The idea is to pick some concrete task and attempt it. Depending on the code, some options (in order of how ambitious they are) might include:

  • changing so-called “magic numbers” to named constants;
  • removing dead code;
  • splitting uncomfortably long functions up into shorter ones; or
  • factoring repetitive things out into their own functions or interfaces.

When I’m at this stage, I may find that I don’t know enough about the code to really be able to refactor well. But the beauty of attempting to refactor is that even if I’m not able to make an improvement, I can still benefit just from attempting the improvement. I can make work-in-progress commits in a branch, and at the end of the day, if I think that my changes are an improvement, I can decide to clean up and keep those commits. If not, that’s okay; I still learned something about how the code is organized or what it does.
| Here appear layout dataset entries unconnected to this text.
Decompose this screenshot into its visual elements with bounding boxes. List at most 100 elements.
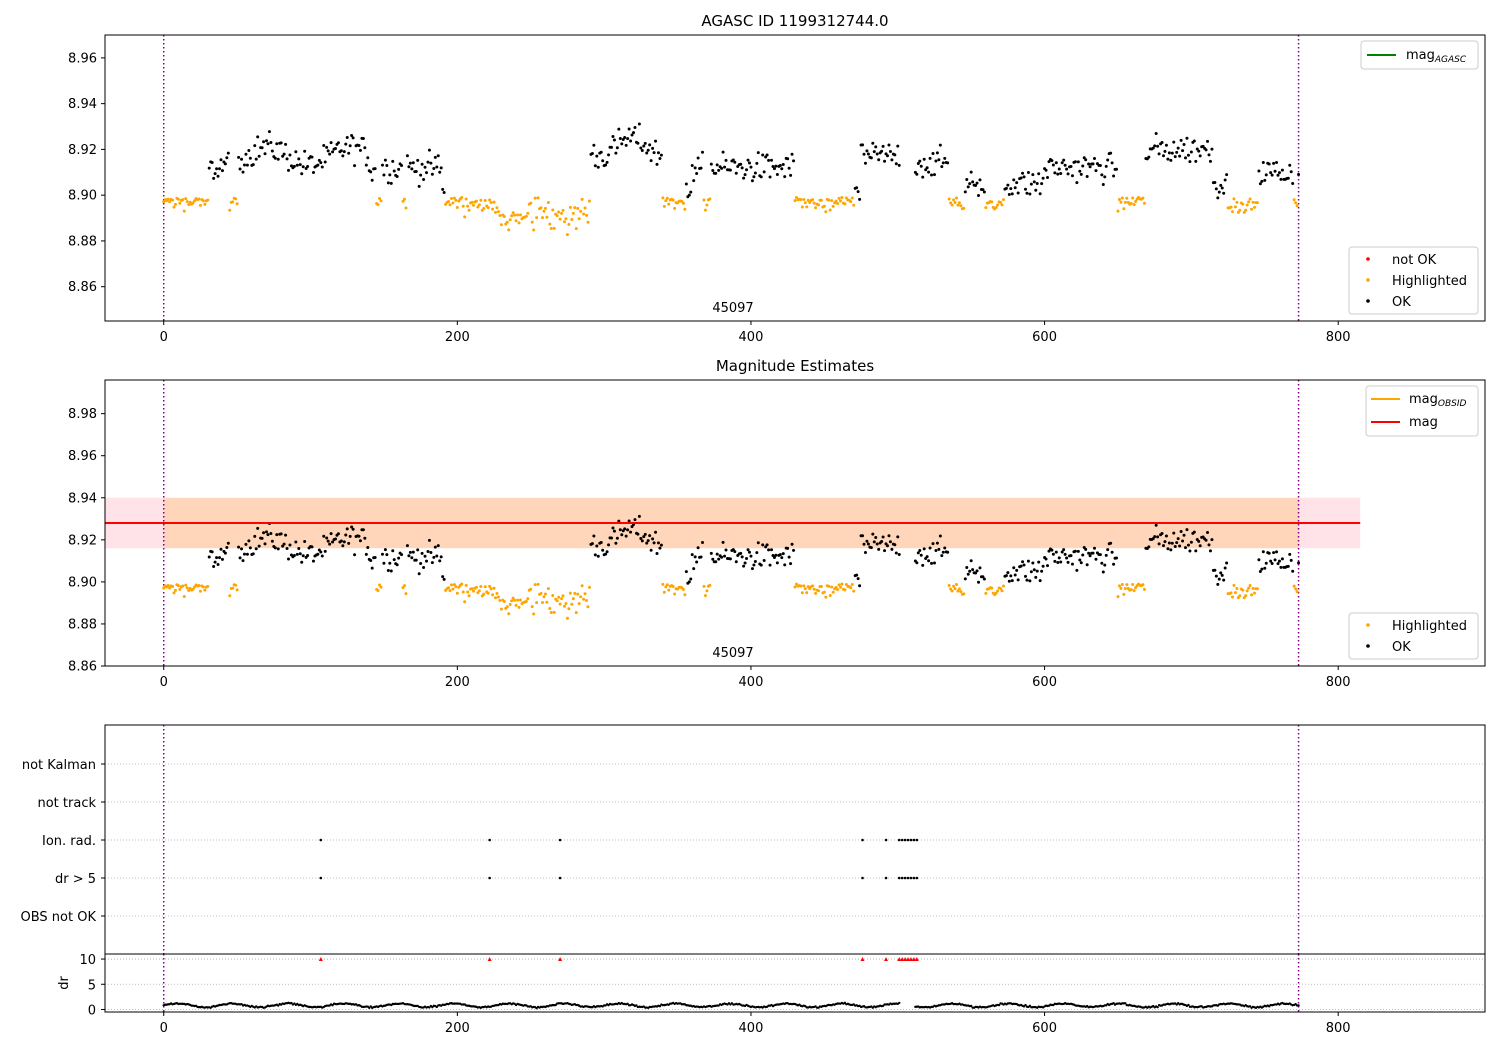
ok-point (687, 580, 691, 584)
x-tick-label: 800 (1326, 675, 1351, 690)
ok-point (695, 171, 699, 175)
ok-point (1279, 177, 1283, 181)
ok-point (288, 153, 292, 157)
highlighted-point (994, 591, 998, 595)
ok-point (1186, 543, 1190, 547)
ok-point (690, 553, 694, 557)
ok-point (656, 151, 660, 155)
ok-point (875, 152, 879, 156)
ok-point (242, 163, 246, 167)
ok-point (407, 554, 411, 558)
highlighted-point (816, 589, 820, 593)
ok-point (649, 548, 653, 552)
highlighted-point (463, 215, 467, 219)
ok-point (419, 173, 423, 177)
ok-point (1104, 164, 1108, 168)
ok-point (1267, 551, 1271, 555)
ok-point (1270, 561, 1274, 565)
ok-point (1056, 172, 1060, 176)
ok-point (370, 178, 374, 182)
ok-point (373, 555, 377, 559)
highlighted-point (586, 605, 590, 609)
highlighted-point (526, 597, 530, 601)
ok-point (425, 559, 429, 563)
ok-point (407, 165, 411, 169)
x-tick-label: 0 (160, 1021, 168, 1036)
ok-point (1041, 564, 1045, 568)
x-tick-label: 200 (445, 330, 470, 345)
y-tick-label: 8.88 (68, 234, 97, 249)
highlighted-point (379, 585, 383, 589)
ok-point (1007, 193, 1011, 197)
ok-point (687, 193, 691, 197)
ok-point (609, 536, 613, 540)
ok-point (875, 542, 879, 546)
highlighted-point (1238, 594, 1242, 598)
ok-point (778, 164, 782, 168)
y-tick-label: 8.96 (68, 449, 97, 464)
highlighted-point (378, 583, 382, 587)
ok-point (242, 552, 246, 556)
highlighted-point (837, 196, 841, 200)
ok-point (240, 547, 244, 551)
ok-point (1038, 192, 1042, 196)
ok-point (319, 161, 323, 165)
ok-point (880, 149, 884, 153)
x-tick-label: 800 (1326, 330, 1351, 345)
highlighted-point (1253, 591, 1257, 595)
x-tick-label: 200 (445, 675, 470, 690)
ok-point (1220, 186, 1224, 190)
ok-point (328, 542, 332, 546)
highlighted-point (702, 198, 706, 202)
highlighted-point (1294, 201, 1298, 205)
ok-point (266, 533, 270, 537)
highlighted-point (1295, 590, 1299, 594)
ok-point (753, 171, 757, 175)
ok-point (620, 142, 624, 146)
panel1-points (162, 122, 1301, 237)
ok-point (292, 553, 296, 557)
ok-point (1297, 172, 1301, 176)
ok-point (325, 536, 329, 540)
ok-point (281, 154, 285, 158)
ok-point (1225, 561, 1229, 565)
ok-point (623, 527, 627, 531)
highlighted-point (513, 598, 517, 602)
highlighted-point (483, 585, 487, 589)
highlighted-point (811, 198, 815, 202)
highlighted-point (956, 589, 960, 593)
highlighted-point (805, 591, 809, 595)
dr-clipped-marker (884, 957, 889, 962)
ok-point (400, 553, 404, 557)
highlighted-point (162, 200, 166, 204)
highlighted-point (532, 228, 536, 232)
ok-point (743, 561, 747, 565)
dr-points (162, 957, 1300, 1010)
ok-point (264, 139, 268, 143)
ok-point (624, 143, 628, 147)
ok-point (1214, 187, 1218, 191)
ok-point (775, 172, 779, 176)
ok-point (656, 541, 660, 545)
ok-point (1006, 571, 1010, 575)
highlighted-point (580, 584, 584, 588)
highlighted-point (536, 196, 540, 200)
ok-point (1206, 139, 1210, 143)
ok-point (858, 197, 862, 201)
ok-point (755, 161, 759, 165)
ok-point (709, 551, 713, 555)
ok-point (1087, 551, 1091, 555)
ok-point (241, 170, 245, 174)
highlighted-point (664, 199, 668, 203)
ok-point (645, 151, 649, 155)
ok-point (652, 541, 656, 545)
highlighted-point (231, 586, 235, 590)
ok-point (684, 182, 688, 186)
ok-point (269, 141, 273, 145)
ok-point (279, 141, 283, 145)
ok-point (885, 544, 889, 548)
highlighted-point (516, 598, 520, 602)
legend-marker (1366, 257, 1370, 261)
highlighted-point (570, 602, 574, 606)
ok-point (256, 526, 260, 530)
Whatever it is that I learn while traipsing through the code, I can document that knowledge in some way, if only by adding the occasional explanatory comment. And, if there are no tests (which, if it’s research code, there often aren’t), I can try to write them as I go along. Adding tests not only helps with my understanding of the code, it’ll also help me be more confident of the changes I make when I attempt the next round of refactoring.

All this might seem like a strange approach to learning one’s way around a project. After all, refactoring is supposed to improve the design of existing code – how can anyone be expected to improve code before they even know what it does? For me, the trick is to realize that at this stage, improving the code isn’t the point. Maybe I’ll end up making some improvements as a side effect, but even if I don’t, refactoring helps me. It increases my feeling of ownership over the code, which will help me stay motivated to continue working on it. Most importantly, the act of editing the code myself (if only just to rename things or move them around), rather than passively reading it, will help solidify things about the code in my memory and give me a more visceral sense of what it’s doing. That can only be good for my understanding of the code, even if I end up deciding not to keep the changes I made.

Thanks to Maggie Zhou, Julia Evans, Scott Feeney, Darius Bacon, and Dan Luu for discussing the ideas in this post with me. (None of them are the aforementioned acquaintance!)